Todavia, estes filmes históricos ou de época materializaram-se no cinema português através de obras de cunho biográfico (como Camões (1946), de Leitão de Barros), ou das adaptações literárias (Frei Luís de Sousa (1950) de António Lopes Ribeiro, adaptação homónima da obra canónica de Almeida Garret que invoca nostalgicamente o mito do sebastianismo). Durante a ditadura salazarista, a relação dos portugueses com o mar começou por ser reproduzida essencialmente através de filmes que se situavam no ‘presente’, e que louvavam a simplicidade do quotidiano regional, consolidando o território – neste caso, o mar – como fonte de sustento mas também como palco de aventuras e tragédias onde se enaltecia a coragem humana, que seria sempre recompensada pelos árduos sacrifícios em nome da ‘terra’. Mas também existiram filmes que procuraram reavivar o heroísmo aventureiro dos Descobrimentos através de actividades como a pesca do bacalhau nos mares do norte ou a caça da baleia. Porque, aos olhos da ditadura de um país essencialmente rural e pobre, faria mais sentido cultivar uma imagem harmoniosa das comunidades regionais que viviam à beira-mar – a faina, os costumes, o quotidiano – do que a reconstrução histórica das aventuras marítimas dos séculos XV e XVI – que também envolveriam custos de produção mais elevados.

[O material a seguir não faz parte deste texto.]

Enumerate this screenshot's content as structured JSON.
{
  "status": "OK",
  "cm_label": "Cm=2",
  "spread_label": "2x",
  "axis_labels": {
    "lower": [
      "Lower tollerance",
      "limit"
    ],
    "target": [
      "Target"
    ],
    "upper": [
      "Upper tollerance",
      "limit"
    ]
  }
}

Uma das semelhanças entre o cinema do Estado Novo e o cinema da Primeira República é a preferência pela ambiência rural (talvez não existam tantos filmes ambientados em zonas rurais durante o Estado Novo por questões logísticas, já que os estúdios se encontravam todos sediados em Lisboa). Durante a Primeira República, o cinema nacional definiu-se, segundo as palavras de Tiago Baptista, pelos “filmes genuinamente portugueses”, galeria de obras realizadas por autores estrangeiros que tomavam o meio rural como universo diegético – e que excluíam, na sua grande maioria, representações do espaço urbano, sendo Os Olhos da Alma (1923) de Roger Lion uma rara excepção. Mas muitos afirmam que este filme se serviu do espaço urbano a fim de exaltar a ‘pureza’ da vivência rural em contraposição com a cidade, lugar associado à corrupção dos valores e do espírito humano. E, mesmo durante o Estado Novo, esta dicotomia entre campo e cidade vai ser perpetuada no cinema. As representações do rural no cinema português reflectiam o engajamento do regime em exaltar a ruralidade, como afirmou Fernando Catroga, como uma espécie de reserva da essencialidade da nação que se deveria conciliar com o culto etnográfico e folclórico da população. O Estado Novo empenhou-se assim no enaltecimento do regionalismo como um valor a ser preservado, apregoando a vivência bucólica como o ideal modo de vida. Neste sentido, o cinema português reproduziu, durante muitos anos – até que o neorrealismo de Manuel Guimarães e o Novo Cinema dos anos sessenta se insurgissem no panorama nacional – uma visão idealizada das comunidades rurais dispostas a todos os sacrifícios pela terra natal.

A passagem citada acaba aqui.